Dietary supplement niacin must not be used as a substitute for prescription niacin. It should not be used for cholesterol lowering because of potentially very serious side effects. Physical activity
Goal: At least 30 minutes of moderate-intensity physical activity on most, and preferably all, days of the week.
Recommendations
If a patient has suspected cardiovascular, respiratory, metabolic, orthopedic or neurological disorders, or is middle-aged or older and sedentary, he or she should consult a physician before starting a vigorous exercise program. Moderate-intensity activities (40 to 60 percent of maximum capacity) are equivalent to a brisk walk (15–20 minutes per mile). Vigorous-intensity activities (more than 60 percent of maximum capacity) offer added benefits. Recommend resistance training with eight to 10 different exercises, 1–2 sets per exercise, and 10–15 repetitions at moderate intensity on two or more days per week.
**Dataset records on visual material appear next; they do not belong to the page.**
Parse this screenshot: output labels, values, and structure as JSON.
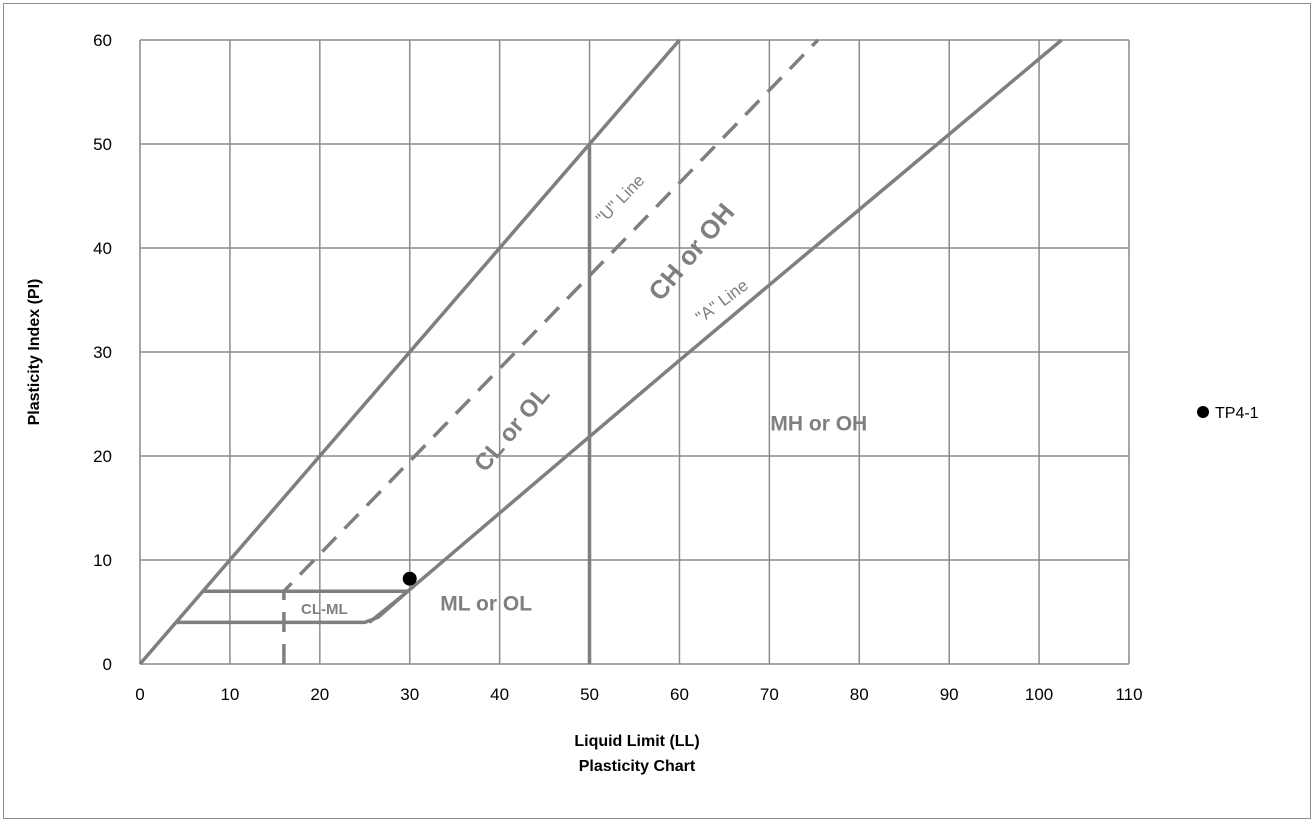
{
  "chart_data": {
    "type": "scatter",
    "title": "Plasticity Chart",
    "xlabel": "Liquid Limit (LL)",
    "ylabel": "Plasticity Index (PI)",
    "xlim": [
      0,
      110
    ],
    "ylim": [
      0,
      60
    ],
    "x_ticks": [
      "0",
      "10",
      "20",
      "30",
      "40",
      "50",
      "60",
      "70",
      "80",
      "90",
      "100",
      "110"
    ],
    "y_ticks": [
      "0",
      "10",
      "20",
      "30",
      "40",
      "50",
      "60"
    ],
    "grid": true,
    "legend_position": "right",
    "series": [
      {
        "name": "TP4-1",
        "marker": "circle",
        "color": "#000000",
        "points": [
          {
            "x": 30,
            "y": 8.2
          }
        ]
      }
    ],
    "reference_lines": [
      {
        "label": "\"U\" Line",
        "style": "dashed",
        "color": "#7f7f7f",
        "points": [
          [
            16,
            0
          ],
          [
            16,
            7
          ],
          [
            75.4,
            60
          ]
        ]
      },
      {
        "label": "\"A\" Line",
        "style": "solid",
        "color": "#7f7f7f",
        "points": [
          [
            25.5,
            4
          ],
          [
            29.8,
            7
          ],
          [
            46.5,
            19.3
          ],
          [
            60,
            29.2
          ],
          [
            102.5,
            60
          ]
        ]
      },
      {
        "label": "",
        "style": "solid",
        "color": "#7f7f7f",
        "points": [
          [
            0,
            0
          ],
          [
            60,
            60
          ]
        ]
      },
      {
        "label": "",
        "style": "solid",
        "color": "#7f7f7f",
        "points": [
          [
            50,
            0
          ],
          [
            50,
            50
          ]
        ]
      },
      {
        "label": "",
        "style": "solid",
        "color": "#7f7f7f",
        "points": [
          [
            7,
            7
          ],
          [
            29.8,
            7
          ]
        ]
      },
      {
        "label": "",
        "style": "solid",
        "color": "#7f7f7f",
        "points": [
          [
            4,
            4
          ],
          [
            25,
            4
          ],
          [
            26.5,
            4.5
          ],
          [
            29.8,
            7
          ]
        ]
      }
    ],
    "annotations": [
      {
        "text": "CH or OH",
        "x": 61.5,
        "y": 39.5,
        "rotation": -50,
        "size": 26
      },
      {
        "text": "CL or OL",
        "x": 41.5,
        "y": 22.5,
        "rotation": -50,
        "size": 24
      },
      {
        "text": "MH or OH",
        "x": 75.5,
        "y": 23,
        "rotation": 0,
        "size": 21
      },
      {
        "text": "ML or OL",
        "x": 38.5,
        "y": 5.7,
        "rotation": 0,
        "size": 21
      },
      {
        "text": "CL-ML",
        "x": 20.5,
        "y": 5.2,
        "rotation": 0,
        "size": 15
      },
      {
        "text": "\"U\" Line",
        "x": 53.5,
        "y": 44.6,
        "rotation": -46,
        "size": 17
      },
      {
        "text": "\"A\" Line",
        "x": 64.8,
        "y": 34.8,
        "rotation": -37,
        "size": 17
      }
    ]
  }
}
Include flexibility training and an increase in daily lifestyle activities to round out the regimen. Weight management
Goal: Achieve and maintain desirable weight (body mass index 18.5–24.9 kg/m2). When a person’s BMI is 25 kg/m2 or higher, the waist measurement goal is 40 inches or less for men, 35 inches or less for women.
Recommendations
Start a weight-management program through restricting calories in diet and increasing caloric expenditure (exercise) as appropriate. For overweight or obese persons, reduce body weight by 10 percent in the first year of therapy. Diabetes management
Goal: Normal fasting plasma glucose (blood sugar) of 90 - 130 mg/dL and Hb1Ac of less than 7 percent.
Recommendations
Start appropriate therapy to achieve near-normal fasting plasma glucose or as indicated by near-normal Hb1Ac. The first step is diet and exercise. Second-step therapy is usually oral hypoglycemic drugs: sulfonylureas and/or metformin with ancillary acarbose and thiazolidinediones. Third-step therapy is insulin. Treat other risk factors more aggressively. For example, change BP goal to less than 130/80 mm Hg and LDL cholesterol goal to less than 100 mg/dL. Chronic atrial fibrillation
Goal: Normal sinus rhythm or, if chronic atrial fibrillation is present, anticoagulation with international normalized ratio (INR) of 2.0–3.0 (target 2.5).
Recommendations
Verify irregular pulse with an electrocardiogram (ECG or EKG). Convert appropriate persons to normal sinus rhythm. For patients in chronic or intermittent atrial fibrillation, use warfarin anticoagulants to INR 2.0–3.0 (target 2.5). Use aspirin as an alternative in those with certain contraindications to oral anticoagulation. Patients under age 65 without high risk may be treated with aspirin.